El documental sobre Iron Maiden se proyecta en el Cine Teatro Español
“Iron Maiden: Burning Ambition” se exhibe este viernes 15 y el martes 19. El film ofrece un recorrido por los 50 años de la banda británica de heavy metal, con testimonios de sus integrantes, tanto actuales como pasados, y también de personalidades como el actor Javier Bardem y Lars Ulrich, entre muchos otros.
Los días viernes 15 y martes 19 de mayo, se proyectará el documental “Iron Maiden: Burning Ambition” en el Cine Teatro Español de Comodoro Rivadavia, en el horario de las 19:00. El film de 1h 45min, sobre los 50 años de la banda británica de heavy metal, ofrece un acceso sin precedentes a los archivos oficiales y a los recuerdos íntimos de sus miembros, tanto actuales como pasados, invitando a los fans a experimentar uno de los viajes más icónicos de la historia de la música.
Esta película recorre el ascenso de la banda desde los pubs del este de Londres hasta los estadios más grandes del mundo. Con entrevistas exclusivas a los miembros del grupo y declaraciones de personas como Javier Bardem, Lars Ulrich y Chuck D, así como nuevas secuencias de Eddie, el legendario ícono de la banda, el documental ofrece una mirada excepcional e íntima de la visión transgresora de Iron Maiden y de su conexión con su fiel ejército de fans en todo el mundo.

Hay un momento cinematográfico reciente, inesperado y revelador: cuando Ralph Fiennes coreografía a “The Number of the Beast” en la estupenda cinta de terror sobre infectados “28 Years Later: The Bone Temple”. No es un guiño gratuito. Es otra prueba de algo más grande: quien entra en el universo de Iron Maiden no sale igual. Hay una energía teatral, excesiva y casi ritual en la música de Maiden que, como una infección incurable, se instala y permanece. Esa misma lógica es la que atraviesa este film.
No es el primer acercamiento de la banda al cine. Anteriormente hubo conciertos filmados como “Flight 666” y “En Vivo!”, y múltiples registros y documentales fragmentados sobre su historia. Sin embargo, aquí hay un cambio. Por primera vez, la banda permite que alguien externo construya el relato. En este caso, la dirección está a cargo de Malcolm Venville, el guion es de David Teague y la producción corre por cuenta de Dom Freeman.
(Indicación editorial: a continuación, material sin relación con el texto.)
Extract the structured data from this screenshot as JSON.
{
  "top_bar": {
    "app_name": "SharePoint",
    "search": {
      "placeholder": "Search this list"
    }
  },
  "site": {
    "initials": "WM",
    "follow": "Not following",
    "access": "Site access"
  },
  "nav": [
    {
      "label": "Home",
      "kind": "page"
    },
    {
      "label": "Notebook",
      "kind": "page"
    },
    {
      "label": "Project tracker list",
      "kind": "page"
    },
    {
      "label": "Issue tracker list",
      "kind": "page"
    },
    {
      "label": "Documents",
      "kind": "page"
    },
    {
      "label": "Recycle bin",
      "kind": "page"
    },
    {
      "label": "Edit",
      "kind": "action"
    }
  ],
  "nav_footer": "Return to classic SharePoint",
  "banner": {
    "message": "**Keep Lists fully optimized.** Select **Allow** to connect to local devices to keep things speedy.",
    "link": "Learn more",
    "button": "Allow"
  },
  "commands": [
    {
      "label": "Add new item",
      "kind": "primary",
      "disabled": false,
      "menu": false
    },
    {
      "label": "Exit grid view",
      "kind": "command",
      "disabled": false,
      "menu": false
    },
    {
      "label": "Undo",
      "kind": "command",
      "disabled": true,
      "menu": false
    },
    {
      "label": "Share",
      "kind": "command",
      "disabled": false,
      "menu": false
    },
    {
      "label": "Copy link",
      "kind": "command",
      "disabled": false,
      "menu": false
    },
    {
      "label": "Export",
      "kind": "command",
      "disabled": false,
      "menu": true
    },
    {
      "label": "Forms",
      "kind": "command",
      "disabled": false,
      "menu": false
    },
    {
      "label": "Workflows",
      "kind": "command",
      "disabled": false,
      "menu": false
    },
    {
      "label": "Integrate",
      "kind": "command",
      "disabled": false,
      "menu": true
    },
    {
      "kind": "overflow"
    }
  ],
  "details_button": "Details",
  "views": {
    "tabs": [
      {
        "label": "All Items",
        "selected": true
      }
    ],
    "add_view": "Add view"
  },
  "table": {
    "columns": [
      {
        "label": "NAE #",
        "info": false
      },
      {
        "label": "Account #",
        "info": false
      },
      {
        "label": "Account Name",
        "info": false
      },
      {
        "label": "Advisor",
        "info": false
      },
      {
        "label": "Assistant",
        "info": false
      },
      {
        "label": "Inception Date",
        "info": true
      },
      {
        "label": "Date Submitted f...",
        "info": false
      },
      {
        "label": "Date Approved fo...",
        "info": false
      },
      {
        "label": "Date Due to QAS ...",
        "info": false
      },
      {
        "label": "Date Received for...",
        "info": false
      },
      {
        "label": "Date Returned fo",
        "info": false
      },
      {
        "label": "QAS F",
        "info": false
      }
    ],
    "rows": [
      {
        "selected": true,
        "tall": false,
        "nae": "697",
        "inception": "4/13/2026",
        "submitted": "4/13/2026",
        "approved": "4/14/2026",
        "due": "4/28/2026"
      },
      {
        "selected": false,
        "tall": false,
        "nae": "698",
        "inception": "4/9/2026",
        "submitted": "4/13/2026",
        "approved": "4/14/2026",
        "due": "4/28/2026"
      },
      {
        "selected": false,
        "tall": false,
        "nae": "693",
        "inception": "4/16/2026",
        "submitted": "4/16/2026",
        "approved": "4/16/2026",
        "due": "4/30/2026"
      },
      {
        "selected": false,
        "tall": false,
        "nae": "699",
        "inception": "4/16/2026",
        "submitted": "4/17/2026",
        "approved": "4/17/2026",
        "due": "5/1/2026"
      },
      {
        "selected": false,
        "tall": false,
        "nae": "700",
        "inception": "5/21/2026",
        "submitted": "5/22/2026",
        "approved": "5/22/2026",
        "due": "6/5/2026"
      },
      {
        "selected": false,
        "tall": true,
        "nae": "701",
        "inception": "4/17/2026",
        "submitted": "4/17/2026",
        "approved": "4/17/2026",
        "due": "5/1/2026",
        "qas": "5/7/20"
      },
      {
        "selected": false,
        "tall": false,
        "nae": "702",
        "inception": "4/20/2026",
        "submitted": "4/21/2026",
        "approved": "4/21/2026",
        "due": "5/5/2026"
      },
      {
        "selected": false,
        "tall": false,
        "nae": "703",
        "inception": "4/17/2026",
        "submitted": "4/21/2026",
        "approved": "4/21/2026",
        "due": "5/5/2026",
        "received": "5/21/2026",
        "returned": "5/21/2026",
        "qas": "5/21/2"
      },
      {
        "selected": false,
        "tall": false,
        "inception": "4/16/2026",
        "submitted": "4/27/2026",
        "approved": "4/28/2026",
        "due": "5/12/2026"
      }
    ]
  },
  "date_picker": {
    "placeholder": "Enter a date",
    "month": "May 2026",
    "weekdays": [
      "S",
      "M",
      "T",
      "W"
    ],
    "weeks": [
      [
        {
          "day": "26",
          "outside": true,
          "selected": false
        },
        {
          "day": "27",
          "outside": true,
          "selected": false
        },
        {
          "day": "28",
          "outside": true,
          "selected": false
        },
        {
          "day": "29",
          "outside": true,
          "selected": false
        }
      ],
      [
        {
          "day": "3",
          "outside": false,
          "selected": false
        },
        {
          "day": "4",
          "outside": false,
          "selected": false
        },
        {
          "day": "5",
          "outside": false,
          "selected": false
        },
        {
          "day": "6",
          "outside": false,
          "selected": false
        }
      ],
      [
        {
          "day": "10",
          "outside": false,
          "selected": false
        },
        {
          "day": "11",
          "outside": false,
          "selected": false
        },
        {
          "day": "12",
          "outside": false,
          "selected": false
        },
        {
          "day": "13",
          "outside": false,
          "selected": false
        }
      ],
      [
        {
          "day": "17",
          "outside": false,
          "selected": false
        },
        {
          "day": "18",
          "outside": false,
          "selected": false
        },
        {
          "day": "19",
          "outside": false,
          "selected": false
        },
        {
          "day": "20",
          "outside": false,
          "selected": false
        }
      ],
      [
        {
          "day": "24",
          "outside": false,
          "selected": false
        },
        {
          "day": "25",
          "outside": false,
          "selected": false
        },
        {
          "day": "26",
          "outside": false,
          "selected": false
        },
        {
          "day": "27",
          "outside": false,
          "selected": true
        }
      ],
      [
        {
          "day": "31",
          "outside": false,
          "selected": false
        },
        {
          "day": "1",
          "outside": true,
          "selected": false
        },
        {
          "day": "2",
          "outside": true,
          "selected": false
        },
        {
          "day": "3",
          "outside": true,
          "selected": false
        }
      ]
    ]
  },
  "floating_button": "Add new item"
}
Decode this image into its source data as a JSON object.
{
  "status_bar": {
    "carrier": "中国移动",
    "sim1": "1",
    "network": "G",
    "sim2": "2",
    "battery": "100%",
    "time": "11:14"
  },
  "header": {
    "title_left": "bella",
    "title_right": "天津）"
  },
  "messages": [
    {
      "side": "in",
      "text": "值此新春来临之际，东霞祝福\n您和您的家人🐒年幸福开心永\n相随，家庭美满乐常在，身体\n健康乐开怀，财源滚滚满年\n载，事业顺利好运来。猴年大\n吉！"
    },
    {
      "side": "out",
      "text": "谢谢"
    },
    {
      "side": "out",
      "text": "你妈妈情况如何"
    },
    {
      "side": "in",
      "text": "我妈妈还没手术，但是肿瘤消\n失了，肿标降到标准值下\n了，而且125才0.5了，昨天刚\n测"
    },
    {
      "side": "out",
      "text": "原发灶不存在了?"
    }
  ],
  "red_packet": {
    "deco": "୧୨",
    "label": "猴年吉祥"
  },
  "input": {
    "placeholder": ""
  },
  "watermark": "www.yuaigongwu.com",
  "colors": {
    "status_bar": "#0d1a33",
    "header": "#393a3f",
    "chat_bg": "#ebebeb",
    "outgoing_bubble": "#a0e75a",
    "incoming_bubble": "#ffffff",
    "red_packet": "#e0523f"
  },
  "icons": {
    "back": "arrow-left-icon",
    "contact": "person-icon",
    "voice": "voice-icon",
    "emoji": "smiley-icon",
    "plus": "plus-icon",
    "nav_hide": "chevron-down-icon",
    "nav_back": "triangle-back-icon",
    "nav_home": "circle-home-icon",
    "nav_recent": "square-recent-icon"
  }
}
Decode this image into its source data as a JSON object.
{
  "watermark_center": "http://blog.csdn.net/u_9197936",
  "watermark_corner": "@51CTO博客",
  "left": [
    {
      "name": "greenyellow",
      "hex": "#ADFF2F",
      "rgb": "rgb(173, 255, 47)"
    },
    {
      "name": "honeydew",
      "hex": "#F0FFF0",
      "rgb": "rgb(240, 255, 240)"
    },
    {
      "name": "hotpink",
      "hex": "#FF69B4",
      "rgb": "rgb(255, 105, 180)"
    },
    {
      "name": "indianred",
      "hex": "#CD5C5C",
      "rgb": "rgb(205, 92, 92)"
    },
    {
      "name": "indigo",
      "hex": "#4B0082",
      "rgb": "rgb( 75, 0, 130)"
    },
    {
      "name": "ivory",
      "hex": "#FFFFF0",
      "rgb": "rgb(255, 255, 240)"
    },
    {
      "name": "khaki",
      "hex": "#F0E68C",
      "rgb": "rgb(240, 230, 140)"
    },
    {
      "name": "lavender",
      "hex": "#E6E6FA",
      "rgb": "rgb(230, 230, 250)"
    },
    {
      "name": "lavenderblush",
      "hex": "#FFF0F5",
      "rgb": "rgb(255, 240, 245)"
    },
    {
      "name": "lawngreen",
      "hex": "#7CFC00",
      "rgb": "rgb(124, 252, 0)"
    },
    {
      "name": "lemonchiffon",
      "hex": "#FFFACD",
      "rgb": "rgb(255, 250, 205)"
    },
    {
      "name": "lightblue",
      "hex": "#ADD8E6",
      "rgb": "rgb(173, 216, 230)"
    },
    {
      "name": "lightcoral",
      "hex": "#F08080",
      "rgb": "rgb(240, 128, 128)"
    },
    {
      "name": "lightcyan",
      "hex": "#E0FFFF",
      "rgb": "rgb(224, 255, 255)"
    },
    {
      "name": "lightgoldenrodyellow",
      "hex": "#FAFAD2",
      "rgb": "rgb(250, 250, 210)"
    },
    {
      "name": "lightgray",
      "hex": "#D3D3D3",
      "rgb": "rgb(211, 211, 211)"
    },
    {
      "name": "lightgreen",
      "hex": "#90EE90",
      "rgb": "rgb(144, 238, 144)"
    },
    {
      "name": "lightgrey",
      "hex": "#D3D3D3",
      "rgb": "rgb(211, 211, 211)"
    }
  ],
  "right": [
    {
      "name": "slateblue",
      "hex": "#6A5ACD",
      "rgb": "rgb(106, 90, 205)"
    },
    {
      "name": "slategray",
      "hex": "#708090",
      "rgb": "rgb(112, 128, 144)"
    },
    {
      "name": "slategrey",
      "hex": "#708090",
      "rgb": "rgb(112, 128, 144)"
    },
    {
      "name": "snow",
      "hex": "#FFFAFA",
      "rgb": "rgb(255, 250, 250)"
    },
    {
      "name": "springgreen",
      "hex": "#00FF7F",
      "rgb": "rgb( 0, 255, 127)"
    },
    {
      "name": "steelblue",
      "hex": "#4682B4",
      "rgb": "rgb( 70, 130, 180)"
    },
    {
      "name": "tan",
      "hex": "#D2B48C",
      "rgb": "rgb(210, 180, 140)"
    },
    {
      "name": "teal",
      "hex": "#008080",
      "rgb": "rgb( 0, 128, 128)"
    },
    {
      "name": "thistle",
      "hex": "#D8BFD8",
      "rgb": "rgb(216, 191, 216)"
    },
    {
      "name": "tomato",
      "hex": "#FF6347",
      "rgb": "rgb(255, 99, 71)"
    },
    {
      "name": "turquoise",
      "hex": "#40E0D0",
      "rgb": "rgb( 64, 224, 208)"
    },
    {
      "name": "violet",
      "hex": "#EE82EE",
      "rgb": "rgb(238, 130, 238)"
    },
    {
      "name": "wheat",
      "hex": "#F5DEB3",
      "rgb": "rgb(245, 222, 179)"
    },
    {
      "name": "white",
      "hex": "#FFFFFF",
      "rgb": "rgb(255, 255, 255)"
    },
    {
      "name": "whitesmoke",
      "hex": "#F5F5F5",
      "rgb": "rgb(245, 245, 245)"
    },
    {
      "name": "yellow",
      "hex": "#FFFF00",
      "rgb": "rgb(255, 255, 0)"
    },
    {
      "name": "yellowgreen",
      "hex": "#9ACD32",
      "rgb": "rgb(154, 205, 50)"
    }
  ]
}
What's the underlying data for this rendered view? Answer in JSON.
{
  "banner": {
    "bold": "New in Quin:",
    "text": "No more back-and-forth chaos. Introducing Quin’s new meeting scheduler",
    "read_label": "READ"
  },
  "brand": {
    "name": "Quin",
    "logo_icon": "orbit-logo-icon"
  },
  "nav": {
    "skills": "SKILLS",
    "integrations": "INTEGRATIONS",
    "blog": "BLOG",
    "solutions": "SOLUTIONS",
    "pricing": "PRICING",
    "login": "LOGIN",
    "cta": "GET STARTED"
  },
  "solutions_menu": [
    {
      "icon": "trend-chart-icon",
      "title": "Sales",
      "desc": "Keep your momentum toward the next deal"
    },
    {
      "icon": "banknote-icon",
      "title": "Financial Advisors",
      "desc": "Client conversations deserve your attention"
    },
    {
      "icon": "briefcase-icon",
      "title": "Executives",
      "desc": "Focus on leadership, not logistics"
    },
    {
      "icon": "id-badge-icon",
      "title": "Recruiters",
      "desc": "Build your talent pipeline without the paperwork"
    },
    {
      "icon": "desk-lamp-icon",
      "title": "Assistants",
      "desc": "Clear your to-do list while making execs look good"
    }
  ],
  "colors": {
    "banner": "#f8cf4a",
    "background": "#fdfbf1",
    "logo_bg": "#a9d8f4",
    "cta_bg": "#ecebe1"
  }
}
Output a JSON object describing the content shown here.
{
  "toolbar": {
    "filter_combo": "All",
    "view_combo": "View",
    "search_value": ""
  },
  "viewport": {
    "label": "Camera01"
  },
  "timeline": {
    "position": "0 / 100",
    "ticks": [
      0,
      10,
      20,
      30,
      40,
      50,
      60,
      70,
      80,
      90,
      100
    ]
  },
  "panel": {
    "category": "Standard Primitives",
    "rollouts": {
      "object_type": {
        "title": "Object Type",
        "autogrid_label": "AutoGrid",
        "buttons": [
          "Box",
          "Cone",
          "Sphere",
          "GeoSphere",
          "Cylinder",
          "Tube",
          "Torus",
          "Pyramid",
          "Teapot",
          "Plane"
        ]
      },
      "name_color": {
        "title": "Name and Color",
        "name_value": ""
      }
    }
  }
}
El documental recorre cinco décadas de historia, desde el origen en el East London hasta su consolidación como fenómeno global. Pero no lo hace desde la cronología tradicional. En vez de eso, opta por armar un mosaico de archivo, animaciones, entrevistas y la voz de los fanáticos. Más que centrarse en la banda, el film expande el foco hacia quienes lo sostienen. Testimonios que trascienden generaciones y geografías, desde famosos hasta fans anónimos que explican lo mismo desde otro lugar: Iron Maiden no es solo música, es pertenencia e identidad.
Además, se introduce una dimensión emocional que no siempre se asocia con la banda. La tensión interna, el desgaste de las giras, las salidas de integrantes como el fallecido Paul Di’Anno, Bruce Dickinson o Adrian Smith en los noventa, y el peso de sostener una maquinaria que nunca se detiene, a pesar del cáncer de garganta o los derrames cerebrales. Hay fricciones, dudas y momentos donde la banda parece quebrarse irremediablemente.
Sin embargo, la película no se queda en el conflicto. Lo integra como parte de una narrativa más amplia que gira en torno a la persistencia y a la idea de que Iron Maiden no se define por la perfección, sino por la ambición y la resiliencia. El documental apuesta por la camaradería y la calidez, en línea con la propia banda. Las animaciones de Eddie (esa figura esquelética que ha acompañado cada etapa y portada de álbum), cobran vida conectando canciones, conciertos y momentos clave. No siempre es sutil, pero sí coherente con el imaginario de Maiden.